Directed by Ari Aster,
Starring Toni Collette, Milly Shapiro, Gabriel Byrne, Alex Wolff,
Psychological horror starring Toni Collette and Gabriel Bryne. A family is finding their grief difficult to cope with after their grandmother dies. Her daughter is emotionless after years of trying to deal with a secretive woman who had numerous mental health issues. When another tragedy hits the family there is seemingly no sense in what is going on, but little does the family know that events are moving along the right lines, or at least the right lines for those trying to stir up paranormal events.
I honestly didn’t think we are were going to get to see this, there was no notice of a press show, and after a week away in Edinburgh, I still had no notice of one, despite all the PR and buzz about the film. Showing up to an early screening of another film I learned that a strange email problem had hit the PR people and a number of reviewers didn’t get the message. Thankfully I was free and raging to see an actual horror movie with a cast that included Toni Collette. After seeing the numerous high profile reviews from critics around the world I was the little eager bunny to sit down and watch a film that was being touted as the next Exorcist, a claim made by many, realised by few.

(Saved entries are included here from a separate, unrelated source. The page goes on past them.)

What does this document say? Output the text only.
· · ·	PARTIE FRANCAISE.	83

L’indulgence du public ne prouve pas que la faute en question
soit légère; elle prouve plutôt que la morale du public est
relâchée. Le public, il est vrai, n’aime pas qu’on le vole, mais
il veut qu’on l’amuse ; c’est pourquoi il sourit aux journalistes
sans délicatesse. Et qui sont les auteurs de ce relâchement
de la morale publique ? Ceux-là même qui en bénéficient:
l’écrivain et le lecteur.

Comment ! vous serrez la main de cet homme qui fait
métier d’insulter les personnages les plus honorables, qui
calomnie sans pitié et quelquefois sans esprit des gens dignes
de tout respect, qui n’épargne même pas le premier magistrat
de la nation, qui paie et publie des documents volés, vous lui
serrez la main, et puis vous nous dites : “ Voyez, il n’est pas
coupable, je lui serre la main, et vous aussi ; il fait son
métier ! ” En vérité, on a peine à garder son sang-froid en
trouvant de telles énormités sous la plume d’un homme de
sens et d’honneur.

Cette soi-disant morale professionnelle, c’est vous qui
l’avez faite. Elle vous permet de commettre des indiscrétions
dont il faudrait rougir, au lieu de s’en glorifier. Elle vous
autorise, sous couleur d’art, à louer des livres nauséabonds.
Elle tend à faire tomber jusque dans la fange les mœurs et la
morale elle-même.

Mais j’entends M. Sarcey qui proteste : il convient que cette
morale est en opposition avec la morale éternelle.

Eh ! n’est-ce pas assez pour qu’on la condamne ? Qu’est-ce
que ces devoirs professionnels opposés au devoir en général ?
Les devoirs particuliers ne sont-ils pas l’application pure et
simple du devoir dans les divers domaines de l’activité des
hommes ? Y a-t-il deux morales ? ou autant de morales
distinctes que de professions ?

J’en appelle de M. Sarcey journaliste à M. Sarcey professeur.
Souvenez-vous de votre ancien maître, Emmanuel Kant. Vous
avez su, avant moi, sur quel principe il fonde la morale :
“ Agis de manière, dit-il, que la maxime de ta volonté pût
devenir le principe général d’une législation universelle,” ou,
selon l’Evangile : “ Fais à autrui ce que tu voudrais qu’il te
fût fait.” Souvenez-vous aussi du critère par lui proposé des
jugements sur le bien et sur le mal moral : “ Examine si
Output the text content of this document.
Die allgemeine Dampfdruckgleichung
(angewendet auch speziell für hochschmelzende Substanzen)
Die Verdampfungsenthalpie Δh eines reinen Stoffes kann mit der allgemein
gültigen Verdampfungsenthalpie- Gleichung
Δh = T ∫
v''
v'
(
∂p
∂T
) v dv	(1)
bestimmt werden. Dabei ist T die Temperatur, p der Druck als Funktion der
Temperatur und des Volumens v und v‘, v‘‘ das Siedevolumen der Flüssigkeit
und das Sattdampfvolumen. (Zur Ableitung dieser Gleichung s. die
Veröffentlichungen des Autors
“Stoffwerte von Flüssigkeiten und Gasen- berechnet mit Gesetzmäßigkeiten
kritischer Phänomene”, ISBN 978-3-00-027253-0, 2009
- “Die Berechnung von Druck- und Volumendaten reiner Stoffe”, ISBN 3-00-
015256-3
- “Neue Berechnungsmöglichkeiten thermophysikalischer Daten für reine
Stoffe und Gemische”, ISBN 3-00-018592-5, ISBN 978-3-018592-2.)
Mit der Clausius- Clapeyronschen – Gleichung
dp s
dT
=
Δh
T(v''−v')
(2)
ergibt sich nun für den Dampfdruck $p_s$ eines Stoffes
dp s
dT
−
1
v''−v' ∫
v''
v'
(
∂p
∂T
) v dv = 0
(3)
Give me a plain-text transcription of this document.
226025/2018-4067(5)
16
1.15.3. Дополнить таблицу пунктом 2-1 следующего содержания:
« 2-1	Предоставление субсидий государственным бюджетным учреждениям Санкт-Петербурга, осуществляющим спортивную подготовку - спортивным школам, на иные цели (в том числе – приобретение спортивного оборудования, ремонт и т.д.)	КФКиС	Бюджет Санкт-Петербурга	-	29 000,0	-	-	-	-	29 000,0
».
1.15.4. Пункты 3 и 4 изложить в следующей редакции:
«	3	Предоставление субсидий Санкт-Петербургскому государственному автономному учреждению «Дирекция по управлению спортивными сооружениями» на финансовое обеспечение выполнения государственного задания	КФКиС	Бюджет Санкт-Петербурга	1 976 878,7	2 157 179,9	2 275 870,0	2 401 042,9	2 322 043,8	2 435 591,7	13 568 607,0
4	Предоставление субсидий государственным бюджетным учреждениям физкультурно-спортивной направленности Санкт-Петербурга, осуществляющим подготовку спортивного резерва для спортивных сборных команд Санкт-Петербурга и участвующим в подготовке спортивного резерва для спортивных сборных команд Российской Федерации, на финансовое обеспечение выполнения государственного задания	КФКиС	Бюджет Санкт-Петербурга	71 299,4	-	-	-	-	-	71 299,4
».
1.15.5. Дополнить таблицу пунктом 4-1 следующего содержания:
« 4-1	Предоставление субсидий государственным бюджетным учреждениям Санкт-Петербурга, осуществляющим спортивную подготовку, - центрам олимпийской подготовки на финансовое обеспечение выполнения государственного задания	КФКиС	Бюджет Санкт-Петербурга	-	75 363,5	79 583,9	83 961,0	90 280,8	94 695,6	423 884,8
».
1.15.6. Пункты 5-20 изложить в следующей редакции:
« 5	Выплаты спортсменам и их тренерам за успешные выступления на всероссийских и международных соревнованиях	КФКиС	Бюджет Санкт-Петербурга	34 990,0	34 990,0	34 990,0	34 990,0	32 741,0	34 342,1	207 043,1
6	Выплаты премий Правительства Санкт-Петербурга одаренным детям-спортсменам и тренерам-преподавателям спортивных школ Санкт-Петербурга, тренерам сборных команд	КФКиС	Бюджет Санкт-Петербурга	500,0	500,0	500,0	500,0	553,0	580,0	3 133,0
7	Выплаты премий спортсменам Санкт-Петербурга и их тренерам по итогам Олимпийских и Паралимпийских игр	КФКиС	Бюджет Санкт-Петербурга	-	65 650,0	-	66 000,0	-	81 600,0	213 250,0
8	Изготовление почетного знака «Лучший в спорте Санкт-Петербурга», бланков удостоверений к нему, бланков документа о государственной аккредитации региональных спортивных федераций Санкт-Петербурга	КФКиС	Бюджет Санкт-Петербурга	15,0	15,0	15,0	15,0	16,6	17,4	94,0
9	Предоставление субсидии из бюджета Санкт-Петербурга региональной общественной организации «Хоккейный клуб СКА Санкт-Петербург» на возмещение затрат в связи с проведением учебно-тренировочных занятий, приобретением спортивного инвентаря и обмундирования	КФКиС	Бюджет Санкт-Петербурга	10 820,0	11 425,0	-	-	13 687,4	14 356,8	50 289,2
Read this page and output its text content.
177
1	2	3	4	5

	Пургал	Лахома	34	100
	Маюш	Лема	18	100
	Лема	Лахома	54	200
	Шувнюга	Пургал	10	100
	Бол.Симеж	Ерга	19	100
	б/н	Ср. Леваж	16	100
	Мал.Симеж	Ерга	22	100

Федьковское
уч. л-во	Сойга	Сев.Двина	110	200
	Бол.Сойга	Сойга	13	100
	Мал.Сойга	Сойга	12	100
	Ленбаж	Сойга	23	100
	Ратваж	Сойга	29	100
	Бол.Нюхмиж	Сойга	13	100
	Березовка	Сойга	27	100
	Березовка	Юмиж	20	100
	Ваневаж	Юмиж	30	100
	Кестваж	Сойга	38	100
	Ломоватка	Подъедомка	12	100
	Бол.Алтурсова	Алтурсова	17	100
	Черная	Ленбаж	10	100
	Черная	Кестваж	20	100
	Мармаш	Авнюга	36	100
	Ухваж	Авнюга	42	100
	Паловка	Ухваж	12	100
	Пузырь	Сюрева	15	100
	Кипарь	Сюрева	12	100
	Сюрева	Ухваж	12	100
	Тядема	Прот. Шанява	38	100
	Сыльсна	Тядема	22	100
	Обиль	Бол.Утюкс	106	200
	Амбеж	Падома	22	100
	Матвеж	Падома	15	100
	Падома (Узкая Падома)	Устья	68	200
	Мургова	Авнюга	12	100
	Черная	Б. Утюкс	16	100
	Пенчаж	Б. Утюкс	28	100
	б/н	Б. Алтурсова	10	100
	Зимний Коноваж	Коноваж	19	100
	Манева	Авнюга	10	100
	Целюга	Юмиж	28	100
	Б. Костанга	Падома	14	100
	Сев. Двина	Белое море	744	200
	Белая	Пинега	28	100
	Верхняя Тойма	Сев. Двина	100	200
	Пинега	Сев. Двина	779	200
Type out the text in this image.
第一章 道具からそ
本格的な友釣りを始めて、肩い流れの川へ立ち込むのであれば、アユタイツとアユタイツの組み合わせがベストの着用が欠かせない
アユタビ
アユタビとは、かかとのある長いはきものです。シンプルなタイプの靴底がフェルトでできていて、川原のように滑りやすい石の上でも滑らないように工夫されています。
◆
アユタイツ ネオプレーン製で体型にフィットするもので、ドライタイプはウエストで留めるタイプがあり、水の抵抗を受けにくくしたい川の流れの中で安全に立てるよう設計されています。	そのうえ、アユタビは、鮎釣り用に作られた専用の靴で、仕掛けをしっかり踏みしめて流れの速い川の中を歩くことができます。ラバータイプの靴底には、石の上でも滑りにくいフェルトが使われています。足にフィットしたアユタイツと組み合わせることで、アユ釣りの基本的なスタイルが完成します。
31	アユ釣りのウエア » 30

The film from the very first minutes of the running time leaves you with a terrible, uneasy feeling. Experiencing a sense of discomfort and unease is part of a horror movie for me, I want that. I want to be thrown off balance, there is nothing worse than knowing where the story is going, and knowing that makes you comfortable. The way you get to know the characters is beautiful, with little bits of information just dribbling down to the audience. So after the funeral of the grandmother we can get behind the characters in a way.
Collette’s character is off balance and you feel she’s just one event away from a serious breakdown of her psyche. Gabriel Bryne, who abandons his attempt at an accent about half way through the film, he’s the husband, trying with all the strength he has, to keep the family together. Milly Shapiro plays the youngest child, somewhere on the Autistic Spectrum, with a maturity that you cannot deny, and she’s a major part of the disaster that shakes this family apart. Alex Wolff plays the son Peter, who has an on-edge relationship with Collette; Wolff is going to be one of those stars who we’ll see go on to great things.
I can say with my hand on heart that this doesn’t come close to the horror of The Exorcist, but I enjoyed the film, despite some flaws. There could have been a lot of minutes cut from the total running time, but then again, it’s a steady flow of story and character development. It’s just that you are left waiting a bit too much, for my taste. For a horror fan there are a lot of story ideas that we’ve seen before, granted though, not done as well as this. Collette could find her way to an award nomination next year. The film knows that it’s coming from a place where Rosemary’s Baby was at, trying to take in the paranormal and search for answers about our mortality and family.
There are some people out there that will only find refuge in the final half an hour, which is the true horror core of the film. The rest of the build up to that chunk of nasty, and it does get nasty, is amazing storytelling, just not pure horror. It takes the psychological supernatural and keeps you off balance through the over two hours running time. I loved feeling uncomfortable and disturbed through the film, the hope of the horror at the end was worth the wait, but to say it’s on the same level as The Exorcist, which still gives me goosebumps, well that’s a poor comparison but I’m not going to hold the PR people responsible for that!